Thursday, May 19, 2016

The Statistical Theory Behind the Shift

The Cardinals Executing the Shift
For years now Major League teams have been implementing "The Shift". The shift is a strategic re-positioning of fielders according to where a batter hits the ball most often. A shift for a left handed hitter will traditionally have the short stop play right up the middle, the second baseman play about two-thirds of the way between first and second base, the first baseman close to the line, and the third baseman play in shallow right field, with all the outfielders shading toward right field.



Why do teams shift?

Through years of compiling detailed data about players' batted balls teams were able to come to the conclusion that the traditional positioning of fielders may be inefficient for certain players. These teams observed that some players hit to one particular field more than others. The mistake that teams were making for decades was assuming a uniform distribution of hits. This means that team was assuming that when a player hit a ball, that ball had an equal probability of landing anywhere on the field. When teams discovered that the hitting distribution was not uniform, and in fact skewed, they adjusted their fielders accordingly.
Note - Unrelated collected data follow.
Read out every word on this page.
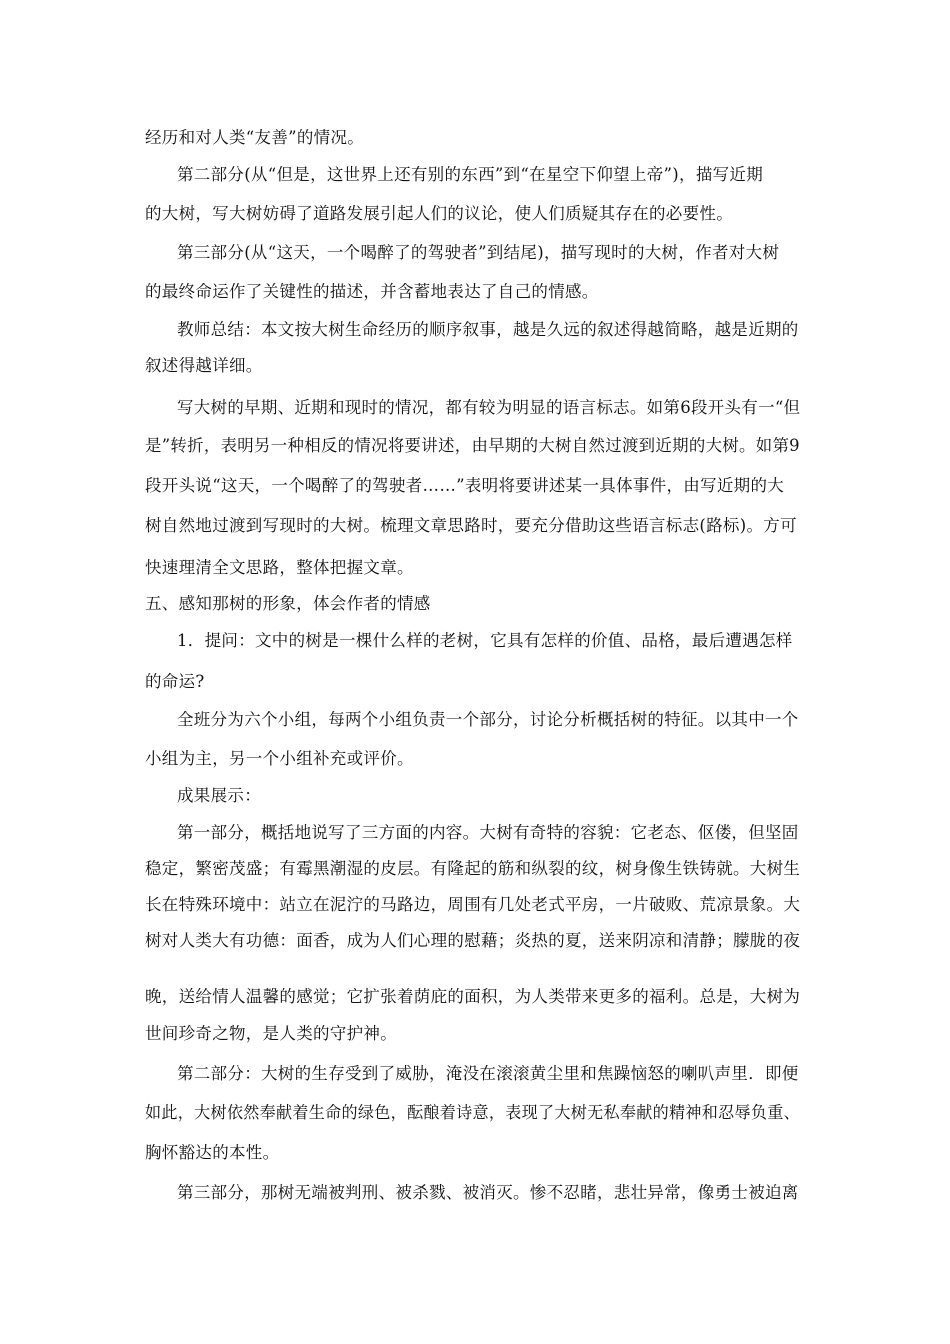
经历和对人类“友善”的情况。

第二部分(从“但是，这世界上还有别的东西”到“在星空下仰望上帝”)，描写近期

的大树，写大树妨碍了道路发展引起人们的议论，使人们质疑其存在的必要性。

第三部分(从“这天，一个喝醉了的驾驶者”到结尾)，描写现时的大树，作者对大树

的最终命运作了关键性的描述，并含蓄地表达了自己的情感。

教师总结：本文按大树生命经历的顺序叙事，越是久远的叙述得越简略，越是近期的

叙述得越详细。

写大树的早期、近期和现时的情况，都有较为明显的语言标志。如第6段开头有一“但

是”转折，表明另一种相反的情况将要讲述，由早期的大树自然过渡到近期的大树。如第9

段开头说“这天，一个喝醉了的驾驶者……”表明将要讲述某一具体事件，由写近期的大

树自然地过渡到写现时的大树。梳理文章思路时，要充分借助这些语言标志(路标)。方可

快速理清全文思路，整体把握文章。

五、感知那树的形象，体会作者的情感

1．提问：文中的树是一棵什么样的老树，它具有怎样的价值、品格，最后遭遇怎样

的命运?

全班分为六个小组，每两个小组负责一个部分，讨论分析概括树的特征。以其中一个

小组为主，另一个小组补充或评价。

成果展示：

第一部分，概括地说写了三方面的内容。大树有奇特的容貌：它老态、伛偻，但坚固

稳定，繁密茂盛；有霉黑潮湿的皮层。有隆起的筋和纵裂的纹，树身像生铁铸就。大树生

长在特殊环境中：站立在泥泞的马路边，周围有几处老式平房，一片破败、荒凉景象。大

树对人类大有功德：面香，成为人们心理的慰藉；炎热的夏，送来阴凉和清静；朦胧的夜

晚，送给情人温馨的感觉；它扩张着荫庇的面积，为人类带来更多的福利。总是，大树为

世间珍奇之物，是人类的守护神。

第二部分：大树的生存受到了威胁，淹没在滚滚黄尘里和焦躁恼怒的喇叭声里．即便

如此，大树依然奉献着生命的绿色，酝酿着诗意，表现了大树无私奉献的精神和忍辱负重、

胸怀豁达的本性。

第三部分，那树无端被判刑、被杀戮、被消灭。惨不忍睹，悲壮异常，像勇士被迫离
The Mathematics Behind The Shift

Through any analytical process there are always numbers backing up the claim. In fact not many people will accept you claim with out any mathematical or statistical backing. The mathematics that support the shift is something called the sum of squares residuals. A residual is the difference between an observed value and the expected value. For example Derek Jeter's career batting average before his last season was .312. So the expected value for his batting average in his last season was .312. He ended up hitting for a batting average of .256 in his final season, so the residual would be (.256 - .312) which equals -0.056. For predictive models you want to minimize the sum of squares residuals, if your sum of squares residuals is equal to zero, the predictive model would be the most efficient.  By predicting where the ball may land, the shift will minimize the distance a player will have to run to get the ball. In this case the observed value is the distance a player will have to run, and the expected value is zero. The claim is that by shifting the sum of the distance needed to be covered by a fielder is minimized.

Example of the Effectiveness of The Shift

Lets compare two players, Jacoby Ellsbury and Chris Davis in 2015. Jacoby Ellsbury had a hit distribution that was close to uniform. He hit to right field at a rate of 37.8%, to center field at a rate of 35.1%, and to left field at a rate of 27.0%. Teams typically play Ellbsury straight up, the traditional positioning of the fielders. A uniform hit distribution would have about 33.3% to all fields, so you can see that Ellsbury's hit distribution is a bit skewed. So in theory a defense should shift slightly toward right field for Ellsbury. Chris Davis on the other hand hit to right field at a rate of 55.9%, center field at a rate of 26.5%, and to left field at a rate of 17.6%. Davis' hit distribution is very skewed to right field. So theoretically you would want to position your players closer to right field than the traditional way.

The Shift: Visual Example

For this example imagine a left handed pull hitter, such as Chris Davis. The first diagram is a traditional positioning for a defense and on the second diagram is the shifted positioning for a defense. The red dots are where a ball landed and the black lines are the distance the fielder had to run to get the ball.

Notice that the distances the fielders had to run are 10 ft, 5 ft, and 15 ft. The expected value that the fielders had to run was 0 ft. So the residuals would be:
10 - 0 = 10
5 - 0 = 5
15 -0 = 15
And the sum of these values squared is:
10^2 + 5^2 + 15^2 = 350.




In this diagram the red dot are in the exact same location, but the defense is shifted toward right field. Notice that the distance the fielders had to run is much smaller. The residuals would be:
10 - 0 = 10
2 - 0 = 2
1- 0 = 1
And the sum of these values squared is:
10^2 + 2^2 + 1^2 = 105

The sum of squared residuals is much smaller for the shifted defense than it is for the traditional defense.


Conclusions 

The shift is here to stay. Physically players hit the ball the furthest when they pull the ball, so a big guy like Chris Davis will try to pull the ball to try to hit a home run. This trade off is something that Davis can live with a player. Since 2012 Chris Davis has averaged 40 home runs per season, but has only a .256 batting average. He has made a decision as a player that he would rather produce power numbers rather than hitting safely more often. There are situations that it would make logical sense to hit a ground ball toward the left side of the field for a hit; such as in a close game in the 9th inning, but Davis has the potential to hit the ball out of the ballpark.

Every player in the MLB is different and that calls for a different shift for each player. It is up to the analytic department to keep up on that and determine the best shift for a player and they do that by determining the minimal sum of square residuals.